[Haskell] Views in Haskell

Malcolm Wallace Malcolm.Wallace at cs.york.ac.uk
Fri Jan 26 11:45:30 EST 2007


Simon Marlow <simonmarhaskell at gmail.com> wrote:

> > To add to the bikeshed discussion of syntax, did you consider and
> > reject the obvious use of '<-' rather than '->'
> 
> note that while the right arrow
> syntax looks  confusing when used on the left of a case alternative:
> 
>     case e of
>        (regexp "[a-z]*" -> (name,rest)) -> ...
> 
> the left arrow syntax looks strange when used in a statement:
> 
>     do
>        ((name,rest) <- regexp "[a-z]*") <- readFile "foo"
>        ...

Actually, I don't really find either of those examples confusing - the
sense seems to flow nicely.  E.g. "first read the file, then apply the
regex, then match the resulting pair".  What would perhaps be more
confusing would be if the arrows were contrary to each other, e.g.

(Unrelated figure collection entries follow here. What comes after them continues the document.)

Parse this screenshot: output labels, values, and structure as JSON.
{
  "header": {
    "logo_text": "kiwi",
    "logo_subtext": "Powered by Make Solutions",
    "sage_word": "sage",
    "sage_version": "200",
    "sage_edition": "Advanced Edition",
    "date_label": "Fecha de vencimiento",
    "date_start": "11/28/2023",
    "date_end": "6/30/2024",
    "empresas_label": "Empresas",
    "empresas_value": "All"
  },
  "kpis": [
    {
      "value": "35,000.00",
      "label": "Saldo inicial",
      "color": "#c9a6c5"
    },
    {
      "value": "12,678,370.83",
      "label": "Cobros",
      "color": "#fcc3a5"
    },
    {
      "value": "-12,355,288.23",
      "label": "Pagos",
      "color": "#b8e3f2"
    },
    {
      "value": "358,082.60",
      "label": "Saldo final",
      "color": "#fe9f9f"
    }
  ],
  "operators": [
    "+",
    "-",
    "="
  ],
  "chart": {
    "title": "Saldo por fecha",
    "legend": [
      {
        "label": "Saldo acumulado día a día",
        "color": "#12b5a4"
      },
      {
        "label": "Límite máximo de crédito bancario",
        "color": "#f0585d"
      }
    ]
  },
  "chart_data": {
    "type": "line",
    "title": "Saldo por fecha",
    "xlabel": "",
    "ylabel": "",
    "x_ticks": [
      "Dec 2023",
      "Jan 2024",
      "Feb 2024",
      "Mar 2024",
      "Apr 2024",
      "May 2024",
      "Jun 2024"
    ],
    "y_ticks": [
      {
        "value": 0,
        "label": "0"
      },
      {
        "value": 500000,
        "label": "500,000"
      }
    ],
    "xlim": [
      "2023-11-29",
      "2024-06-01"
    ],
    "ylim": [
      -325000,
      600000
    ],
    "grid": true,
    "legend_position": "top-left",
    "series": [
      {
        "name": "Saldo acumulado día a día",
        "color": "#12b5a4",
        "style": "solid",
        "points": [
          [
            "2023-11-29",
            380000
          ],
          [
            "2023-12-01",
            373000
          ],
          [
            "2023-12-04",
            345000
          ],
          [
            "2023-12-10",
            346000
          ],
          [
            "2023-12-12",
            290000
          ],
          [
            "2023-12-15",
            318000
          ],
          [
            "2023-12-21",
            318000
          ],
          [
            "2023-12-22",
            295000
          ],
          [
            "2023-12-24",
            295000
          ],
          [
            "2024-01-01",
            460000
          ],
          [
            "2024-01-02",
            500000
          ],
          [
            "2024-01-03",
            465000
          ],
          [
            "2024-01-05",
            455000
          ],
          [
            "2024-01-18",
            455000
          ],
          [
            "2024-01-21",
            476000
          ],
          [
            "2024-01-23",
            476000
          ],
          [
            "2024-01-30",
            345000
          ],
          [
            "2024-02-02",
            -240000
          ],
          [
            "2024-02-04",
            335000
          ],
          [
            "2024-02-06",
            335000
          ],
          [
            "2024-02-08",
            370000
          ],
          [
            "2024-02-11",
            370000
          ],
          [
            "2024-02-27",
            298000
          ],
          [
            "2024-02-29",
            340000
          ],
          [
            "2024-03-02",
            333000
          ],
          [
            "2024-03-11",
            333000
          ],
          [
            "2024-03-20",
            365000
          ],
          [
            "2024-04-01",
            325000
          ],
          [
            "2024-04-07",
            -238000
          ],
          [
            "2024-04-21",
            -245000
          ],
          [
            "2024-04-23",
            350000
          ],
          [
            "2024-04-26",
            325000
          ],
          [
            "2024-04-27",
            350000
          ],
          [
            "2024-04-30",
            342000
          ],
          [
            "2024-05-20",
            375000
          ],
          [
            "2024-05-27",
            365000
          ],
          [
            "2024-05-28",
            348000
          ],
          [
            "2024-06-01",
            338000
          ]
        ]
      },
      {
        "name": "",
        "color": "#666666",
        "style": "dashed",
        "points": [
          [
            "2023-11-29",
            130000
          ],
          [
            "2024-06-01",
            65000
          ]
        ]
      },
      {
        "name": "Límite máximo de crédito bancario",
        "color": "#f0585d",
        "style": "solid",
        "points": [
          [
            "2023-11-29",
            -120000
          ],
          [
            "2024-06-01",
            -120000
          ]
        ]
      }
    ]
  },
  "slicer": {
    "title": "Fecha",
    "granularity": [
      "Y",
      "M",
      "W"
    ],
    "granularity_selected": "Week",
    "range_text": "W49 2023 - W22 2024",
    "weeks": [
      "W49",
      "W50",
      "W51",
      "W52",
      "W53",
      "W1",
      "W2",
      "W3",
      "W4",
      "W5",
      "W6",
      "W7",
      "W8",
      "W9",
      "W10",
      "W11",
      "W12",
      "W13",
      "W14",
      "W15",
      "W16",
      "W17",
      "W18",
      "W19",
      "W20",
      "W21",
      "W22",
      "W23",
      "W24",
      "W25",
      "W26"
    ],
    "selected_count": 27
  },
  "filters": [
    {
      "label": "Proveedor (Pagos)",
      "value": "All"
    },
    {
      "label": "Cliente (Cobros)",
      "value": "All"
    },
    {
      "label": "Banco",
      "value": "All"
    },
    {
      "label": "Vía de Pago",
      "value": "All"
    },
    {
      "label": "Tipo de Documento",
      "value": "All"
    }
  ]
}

      do (regexp "[a-z]*" -> (name,rest)) <- readFile "foo"

Now that is ugly!

> Personally I remain to be convinced by view patterns.

Me too.  It is a nice observation of a particular point in the design
space, but it is so similar to pattern guards that I would not want to
have both in the language.  Pattern guards win for me, because there is
no implicit Maybe, and computation sharing is explicit.